The Reporter's Notebook

Young people today, when you make up your bucket list, be sure to put in a train ride.

Transportation by train is a rarity today, and only on occasion do you stumble on a coal-fired engine.

I was a “gandy dancer” for the Northern Pacific Railroad during my high school career, working from 7-4 on Saturdays as part of their section crew.

My fascination with steam locomotives didn’t start then. I remember that, as a kid, whenever a train went through Palouse we would be down by the tracks to watch it. Sometimes the engineer would wave at us, making our day, and sometimes he would blow the train whistle to really make our day.

As soon as I was old enough, I applied and was accepted to work part time for the NP crew.

We would meet in front of the Main Street tavern about 6:30 in the morning on Saturdays to be picked up by our foreman, Bill Fisher.

Working on the NP was Fisher’s first job, and he completed and was honored for 50 years on the job. He knew every rail, rail plate, and tie in the line from Palouse to Farmington.

A gandy dancer is not a soft-shoe performer. By no means.

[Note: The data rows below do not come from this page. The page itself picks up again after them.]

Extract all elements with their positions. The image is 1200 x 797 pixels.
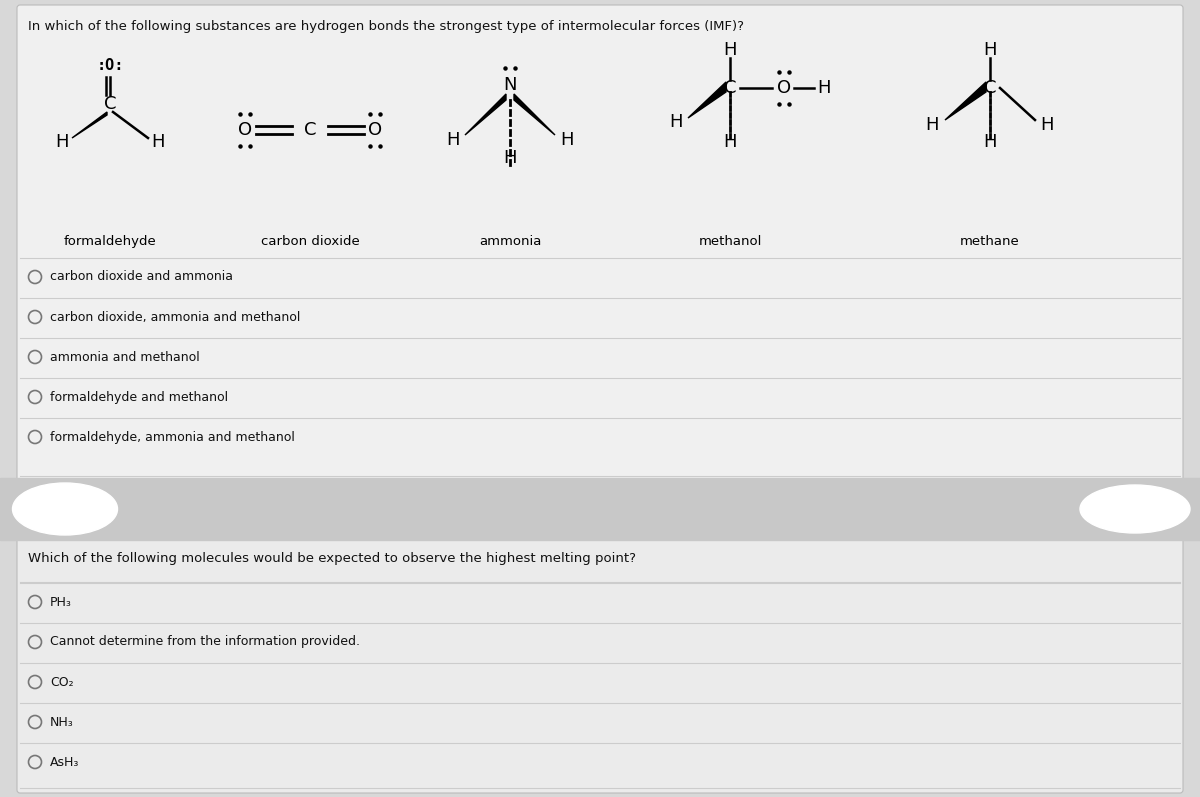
Text: PH₃: PH₃ bbox=[50, 595, 72, 608]
Text: carbon dioxide: carbon dioxide bbox=[260, 235, 359, 248]
Text: H: H bbox=[151, 133, 164, 151]
Text: N: N bbox=[503, 76, 517, 94]
Text: O: O bbox=[368, 121, 382, 139]
Ellipse shape bbox=[1080, 485, 1190, 533]
Text: ammonia and methanol: ammonia and methanol bbox=[50, 351, 199, 363]
Polygon shape bbox=[688, 82, 726, 118]
Text: ammonia: ammonia bbox=[479, 235, 541, 248]
Text: methanol: methanol bbox=[698, 235, 762, 248]
Text: CO₂: CO₂ bbox=[50, 676, 73, 689]
Text: carbon dioxide and ammonia: carbon dioxide and ammonia bbox=[50, 270, 233, 284]
FancyBboxPatch shape bbox=[17, 5, 1183, 481]
Text: H: H bbox=[724, 41, 737, 59]
Text: Which of the following molecules would be expected to observe the highest meltin: Which of the following molecules would b… bbox=[28, 552, 636, 565]
Text: Cannot determine from the information provided.: Cannot determine from the information pr… bbox=[50, 635, 360, 649]
Text: H: H bbox=[55, 133, 68, 151]
FancyBboxPatch shape bbox=[17, 537, 1183, 793]
Text: C: C bbox=[304, 121, 317, 139]
Text: O: O bbox=[238, 121, 252, 139]
Text: AsH₃: AsH₃ bbox=[50, 756, 79, 768]
Text: H: H bbox=[817, 79, 830, 97]
Text: H: H bbox=[670, 113, 683, 131]
Text: H: H bbox=[983, 133, 997, 151]
Text: C: C bbox=[103, 95, 116, 113]
Text: H: H bbox=[503, 149, 517, 167]
Text: H: H bbox=[983, 41, 997, 59]
Text: H: H bbox=[925, 116, 938, 134]
Text: carbon dioxide, ammonia and methanol: carbon dioxide, ammonia and methanol bbox=[50, 311, 300, 324]
Polygon shape bbox=[72, 112, 107, 138]
Text: formaldehyde and methanol: formaldehyde and methanol bbox=[50, 391, 228, 403]
Text: C: C bbox=[984, 79, 996, 97]
Text: O: O bbox=[776, 79, 791, 97]
Text: C: C bbox=[724, 79, 737, 97]
Polygon shape bbox=[466, 94, 506, 135]
Ellipse shape bbox=[12, 483, 118, 535]
Text: :O:: :O: bbox=[96, 57, 124, 73]
Text: In which of the following substances are hydrogen bonds the strongest type of in: In which of the following substances are… bbox=[28, 20, 744, 33]
Text: formaldehyde, ammonia and methanol: formaldehyde, ammonia and methanol bbox=[50, 430, 295, 443]
Text: methane: methane bbox=[960, 235, 1020, 248]
Polygon shape bbox=[514, 94, 554, 135]
Text: formaldehyde: formaldehyde bbox=[64, 235, 156, 248]
Text: NH₃: NH₃ bbox=[50, 716, 73, 728]
Bar bbox=[0, 478, 1200, 540]
Text: H: H bbox=[1040, 116, 1054, 134]
Text: H: H bbox=[446, 131, 460, 149]
Polygon shape bbox=[946, 82, 986, 120]
Text: H: H bbox=[560, 131, 574, 149]
Text: H: H bbox=[724, 133, 737, 151]
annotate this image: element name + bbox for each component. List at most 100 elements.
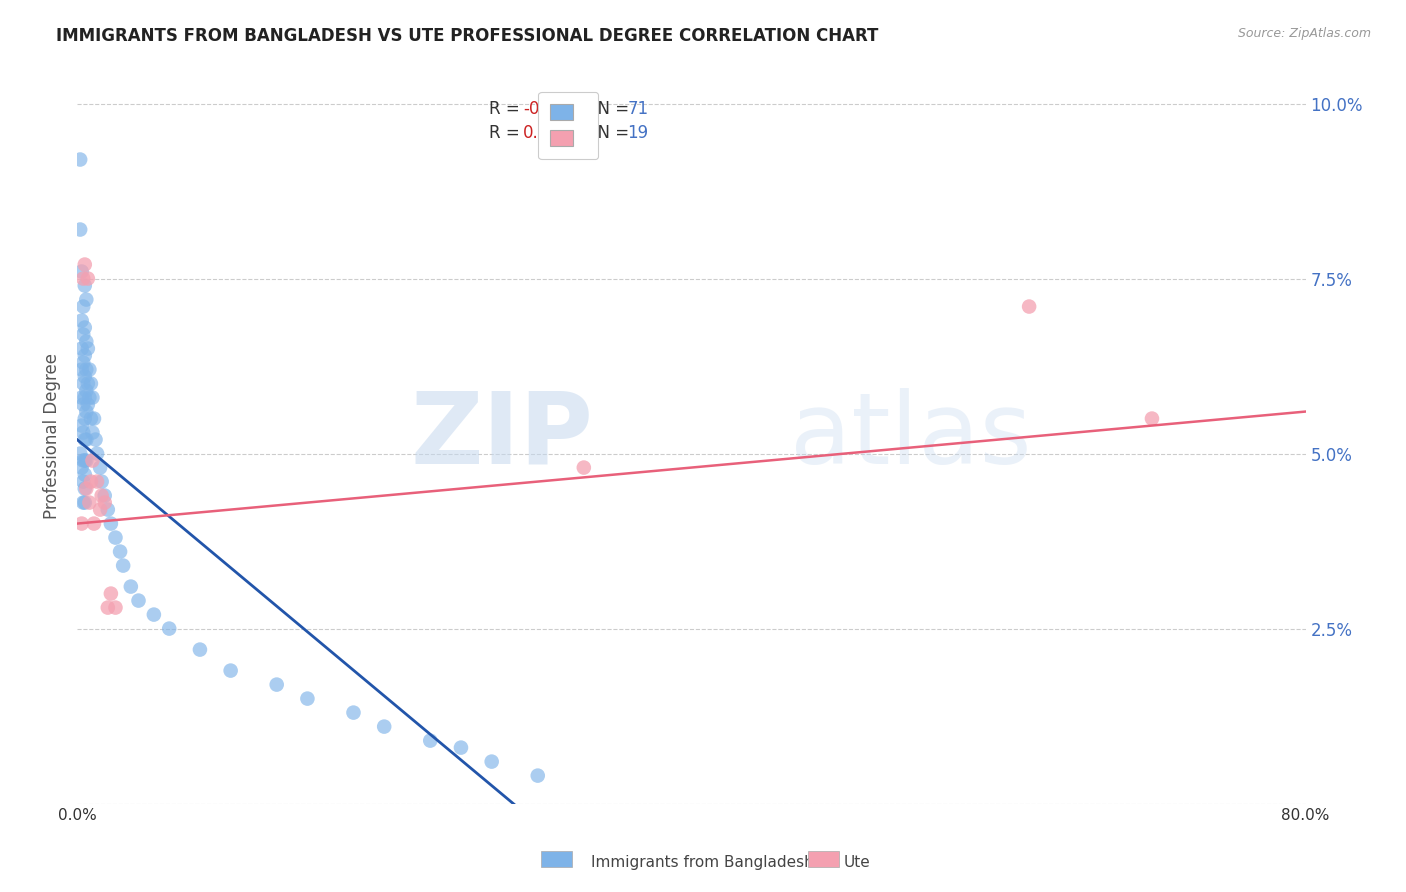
Ute [73, 258, 96, 272]
Immigrants from Bangladesh [75, 453, 97, 467]
Ute [79, 495, 101, 509]
Immigrants from Bangladesh [72, 398, 94, 412]
Immigrants from Bangladesh [89, 460, 111, 475]
Immigrants from Bangladesh [69, 153, 91, 167]
Immigrants from Bangladesh [73, 369, 96, 384]
Ute [75, 482, 97, 496]
Text: -0.446: -0.446 [523, 100, 576, 118]
Immigrants from Bangladesh [70, 362, 93, 376]
Immigrants from Bangladesh [72, 355, 94, 369]
Immigrants from Bangladesh [481, 755, 503, 769]
Immigrants from Bangladesh [72, 300, 94, 314]
Ute [72, 271, 94, 285]
Immigrants from Bangladesh [76, 398, 98, 412]
Immigrants from Bangladesh [72, 475, 94, 489]
Immigrants from Bangladesh [82, 425, 104, 440]
Immigrants from Bangladesh [73, 320, 96, 334]
Immigrants from Bangladesh [72, 453, 94, 467]
Ute [93, 495, 115, 509]
Immigrants from Bangladesh [219, 664, 242, 678]
Immigrants from Bangladesh [75, 334, 97, 349]
Text: Immigrants from Bangladesh: Immigrants from Bangladesh [591, 855, 813, 870]
Immigrants from Bangladesh [73, 433, 96, 447]
Ute [70, 516, 93, 531]
Immigrants from Bangladesh [526, 769, 548, 783]
Immigrants from Bangladesh [108, 544, 131, 558]
Text: 0.320: 0.320 [523, 124, 571, 142]
Immigrants from Bangladesh [72, 327, 94, 342]
Immigrants from Bangladesh [73, 391, 96, 405]
Ute [104, 600, 127, 615]
Immigrants from Bangladesh [100, 516, 122, 531]
Text: Source: ZipAtlas.com: Source: ZipAtlas.com [1237, 27, 1371, 40]
Text: IMMIGRANTS FROM BANGLADESH VS UTE PROFESSIONAL DEGREE CORRELATION CHART: IMMIGRANTS FROM BANGLADESH VS UTE PROFES… [56, 27, 879, 45]
Immigrants from Bangladesh [342, 706, 364, 720]
Immigrants from Bangladesh [79, 391, 101, 405]
Immigrants from Bangladesh [72, 376, 94, 391]
Text: atlas: atlas [790, 387, 1031, 484]
Immigrants from Bangladesh [70, 264, 93, 278]
Immigrants from Bangladesh [90, 475, 112, 489]
Immigrants from Bangladesh [82, 391, 104, 405]
Text: R =: R = [489, 100, 524, 118]
Immigrants from Bangladesh [73, 467, 96, 482]
Immigrants from Bangladesh [157, 622, 180, 636]
Immigrants from Bangladesh [86, 446, 108, 460]
Immigrants from Bangladesh [73, 495, 96, 509]
Text: 71: 71 [627, 100, 648, 118]
Immigrants from Bangladesh [73, 482, 96, 496]
Immigrants from Bangladesh [75, 384, 97, 398]
Immigrants from Bangladesh [72, 425, 94, 440]
Immigrants from Bangladesh [75, 404, 97, 418]
Immigrants from Bangladesh [69, 446, 91, 460]
Immigrants from Bangladesh [112, 558, 135, 573]
Immigrants from Bangladesh [70, 418, 93, 433]
Text: Ute: Ute [844, 855, 870, 870]
Text: N =: N = [586, 100, 634, 118]
Immigrants from Bangladesh [266, 677, 288, 691]
Immigrants from Bangladesh [76, 342, 98, 356]
Ute [80, 475, 103, 489]
Immigrants from Bangladesh [83, 411, 105, 425]
Immigrants from Bangladesh [450, 740, 472, 755]
Immigrants from Bangladesh [104, 531, 127, 545]
Immigrants from Bangladesh [72, 495, 94, 509]
Immigrants from Bangladesh [142, 607, 165, 622]
Ute [86, 475, 108, 489]
Ute [82, 453, 104, 467]
Ute [97, 600, 120, 615]
Immigrants from Bangladesh [80, 411, 103, 425]
Immigrants from Bangladesh [188, 642, 211, 657]
Ute [572, 460, 595, 475]
Immigrants from Bangladesh [73, 278, 96, 293]
Ute [1140, 411, 1163, 425]
Immigrants from Bangladesh [373, 720, 395, 734]
Immigrants from Bangladesh [128, 593, 150, 607]
Y-axis label: Professional Degree: Professional Degree [44, 353, 60, 519]
Text: 19: 19 [627, 124, 648, 142]
Immigrants from Bangladesh [419, 733, 441, 747]
Immigrants from Bangladesh [84, 433, 107, 447]
Immigrants from Bangladesh [73, 411, 96, 425]
Immigrants from Bangladesh [73, 349, 96, 363]
Immigrants from Bangladesh [93, 489, 115, 503]
Immigrants from Bangladesh [73, 453, 96, 467]
Immigrants from Bangladesh [80, 376, 103, 391]
Immigrants from Bangladesh [70, 342, 93, 356]
Immigrants from Bangladesh [97, 502, 120, 516]
Ute [83, 516, 105, 531]
Ute [89, 502, 111, 516]
Immigrants from Bangladesh [75, 433, 97, 447]
Immigrants from Bangladesh [79, 362, 101, 376]
Immigrants from Bangladesh [70, 391, 93, 405]
Immigrants from Bangladesh [75, 293, 97, 307]
Text: R =: R = [489, 124, 530, 142]
Immigrants from Bangladesh [297, 691, 319, 706]
Ute [90, 489, 112, 503]
Immigrants from Bangladesh [70, 460, 93, 475]
Ute [1018, 300, 1040, 314]
Immigrants from Bangladesh [76, 376, 98, 391]
Immigrants from Bangladesh [70, 313, 93, 327]
Ute [100, 586, 122, 600]
Immigrants from Bangladesh [69, 222, 91, 236]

It simply meant that you tamped ties and did other mundane chores on a railroad crew.

We would head out in the morning to level track, determined by someone who had ridden the rails detecting low spots.

We would take a 95-pound jack and raise the rails, then tamp the gravel under the ties to raise the level. Pity the poor guy who got stuck dragging the jack around.

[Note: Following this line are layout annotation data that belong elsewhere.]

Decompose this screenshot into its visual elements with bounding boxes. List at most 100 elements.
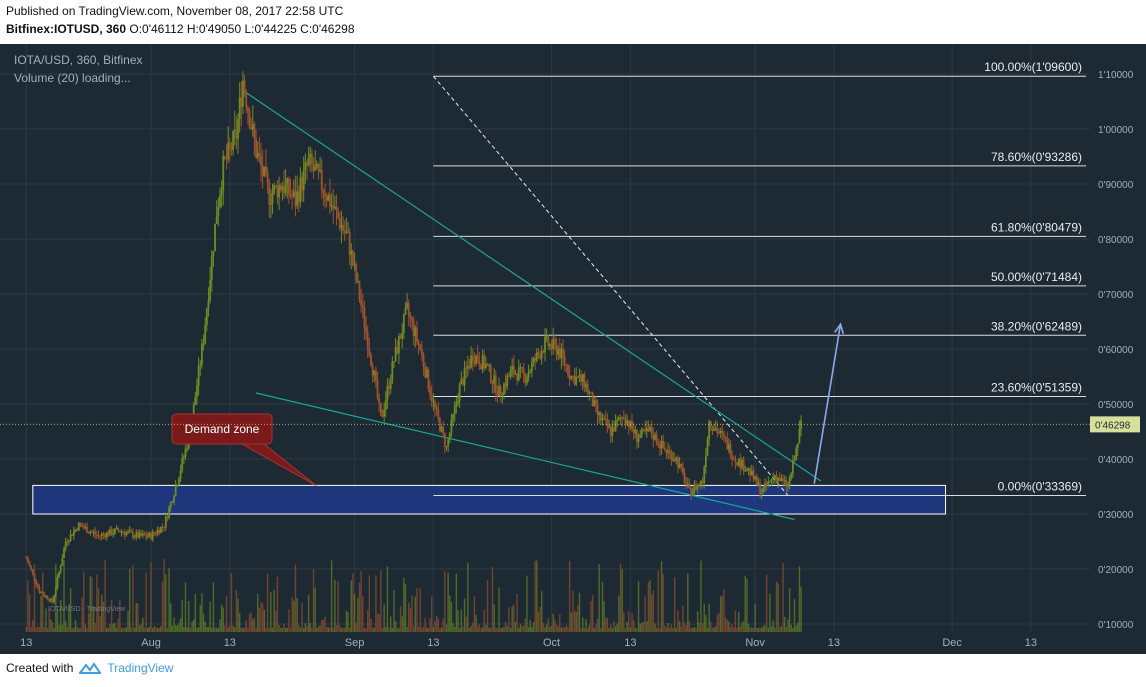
volume-bar bbox=[92, 606, 95, 632]
candle-body bbox=[645, 428, 648, 432]
volume-bar bbox=[48, 609, 50, 632]
y-tick-label: 0'90000 bbox=[1098, 180, 1134, 191]
price-chart[interactable]: IOTA/USD · TradingView 100.00%(1'09600) 7… bbox=[0, 44, 1146, 654]
volume-bar bbox=[381, 627, 384, 632]
volume-bar bbox=[660, 561, 663, 632]
candle-body bbox=[742, 459, 745, 472]
candle-body bbox=[366, 332, 369, 350]
trendlines[interactable] bbox=[242, 90, 822, 521]
candle-body bbox=[223, 156, 226, 159]
volume-bar bbox=[294, 564, 297, 632]
candle-body bbox=[407, 302, 410, 316]
candle-body bbox=[343, 230, 346, 233]
fib-anchor-line[interactable] bbox=[432, 75, 789, 496]
candle-body bbox=[727, 444, 730, 450]
volume-bar bbox=[749, 627, 751, 632]
projection-arrow[interactable] bbox=[813, 322, 845, 484]
volume-bar bbox=[767, 627, 769, 632]
volume-bar bbox=[562, 626, 564, 632]
candle-body bbox=[775, 475, 778, 482]
volume-bar bbox=[552, 613, 554, 632]
volume-legend: Volume (20) loading... bbox=[14, 71, 131, 85]
ohlc-values: O:0'46112 H:0'49050 L:0'44225 C:0'46298 bbox=[129, 22, 355, 36]
candle-body bbox=[69, 534, 72, 541]
candle-body bbox=[567, 365, 569, 375]
last-price-badge bbox=[1090, 416, 1140, 433]
candle-body bbox=[250, 127, 253, 129]
candle-body bbox=[317, 163, 320, 172]
candle-body bbox=[655, 434, 658, 444]
arrow-head[interactable] bbox=[834, 322, 845, 335]
volume-bar bbox=[756, 627, 758, 632]
volume-bar bbox=[161, 581, 164, 632]
candle-body bbox=[659, 444, 661, 449]
candle-body bbox=[138, 532, 141, 538]
arrow-shaft[interactable] bbox=[813, 324, 842, 484]
candle-body bbox=[586, 384, 589, 394]
candle-body bbox=[207, 300, 210, 309]
candle-body bbox=[278, 185, 280, 198]
volume-bar bbox=[580, 627, 582, 632]
volume-bar bbox=[797, 622, 799, 632]
volume-bar bbox=[667, 623, 669, 632]
volume-bar bbox=[240, 627, 243, 632]
candle-body bbox=[590, 392, 592, 394]
volume-bar bbox=[378, 614, 380, 632]
price-axis[interactable] bbox=[1090, 44, 1146, 654]
demand-zone-callout[interactable]: Demand zone bbox=[171, 413, 317, 486]
time-axis[interactable] bbox=[0, 632, 1090, 654]
symbol-legend: IOTA/USD, 360, Bitfinex bbox=[14, 53, 143, 67]
candle-body bbox=[631, 420, 633, 430]
volume-bar bbox=[188, 600, 190, 632]
volume-bar bbox=[683, 622, 686, 632]
volume-bar bbox=[472, 622, 474, 632]
candle-body bbox=[286, 178, 289, 185]
candle-body bbox=[621, 417, 624, 419]
candle-body bbox=[84, 527, 87, 529]
volume-bar bbox=[158, 628, 160, 632]
volume-bar bbox=[654, 623, 656, 632]
candle-body bbox=[329, 194, 331, 207]
volume-bar bbox=[616, 623, 618, 632]
candle-body bbox=[673, 458, 676, 461]
symbol-label: Bitfinex:IOTUSD, 360 bbox=[6, 22, 127, 36]
candle-body bbox=[338, 217, 341, 229]
candle-body bbox=[360, 299, 363, 306]
volume-bar bbox=[560, 627, 563, 632]
candle-body bbox=[53, 595, 56, 603]
callout-box[interactable] bbox=[171, 413, 273, 445]
volume-bar bbox=[557, 626, 559, 632]
candle-body bbox=[184, 448, 187, 457]
candle-body bbox=[166, 516, 169, 518]
volume-bar bbox=[606, 617, 609, 632]
volume-bar bbox=[550, 625, 553, 632]
candle-body bbox=[281, 186, 284, 191]
volume-bar bbox=[738, 612, 740, 632]
volume-bar bbox=[275, 611, 277, 632]
volume-bar bbox=[783, 616, 786, 632]
upper-trendline[interactable] bbox=[242, 90, 822, 482]
demand-zone[interactable] bbox=[32, 484, 947, 515]
volume-bar bbox=[229, 625, 231, 632]
candle-body bbox=[534, 357, 537, 361]
volume-bar bbox=[744, 575, 746, 632]
volume-bar bbox=[232, 625, 234, 632]
x-tick-label: Dec bbox=[942, 637, 962, 649]
candle-body bbox=[306, 162, 308, 166]
volume-bar bbox=[493, 604, 495, 632]
demand-zone-box[interactable] bbox=[32, 484, 947, 515]
volume-bar bbox=[237, 598, 239, 632]
volume-bar bbox=[769, 593, 771, 632]
candle-body bbox=[791, 461, 794, 474]
volume-bar bbox=[209, 601, 211, 632]
candle-body bbox=[634, 429, 637, 434]
tradingview-link[interactable]: TradingView bbox=[79, 661, 173, 675]
candle-body bbox=[169, 502, 172, 508]
candle-body bbox=[601, 418, 604, 421]
volume-bar bbox=[421, 627, 423, 632]
volume-bar bbox=[664, 625, 666, 632]
candle-body bbox=[242, 80, 244, 107]
candle-body bbox=[273, 185, 276, 193]
lower-trendline[interactable] bbox=[255, 392, 795, 521]
fibonacci-retracement[interactable]: 100.00%(1'09600) 78.60%(0'93286) 61.80%(0'… bbox=[432, 60, 1086, 496]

That’s where I learned about “feigned work.” That’s when you appeared to other people that you were working but you really were not.

That went on a lot.

Sometimes foreman Bill would tell us to take our brush hooks out and clear the brush on corners so the engineer could see the track ahead.

When working on the track and it was time for the train to come by, we would put a “torpedo” on the track to alert the engineer to slow down. If you put two torpedos on, it would alert the engineer that he should stop the train.

Other duties included the repair of track and, in the case of a derailment, rebuilding the track.

There was no “feigned work” then. Then we grabbed rail tongs and carried the rail to where we installed them on the ties. Rails were made for specific places, just the right amount of curve, or for that matter, straight.

If cars were off the track, the railroad would send in equipment to lift them back onto the track.

Also, while in high school, we would ride the train to some of the nearby towns during basketball season. The NP line had a train going and coming back that fit the basketball game schedule in such places as Garfield, Oaksdale and Rosalia.

My friend Joe Emerson’s mother was the telegrapher for the NP at Palouse, so we were at the depot for hours on end.

Now back to the “bucket list.” You really need to take a train trip, sometime in your life. Forget, for once, air travel or taking your car.

Gone is the elegant service associated with trains, but the ride is worth the trouble.

And gandy dancing is sort of out now; they have powered equipment to do the job. But I think you will agree that the clack, clack of the train will ever be in your memory.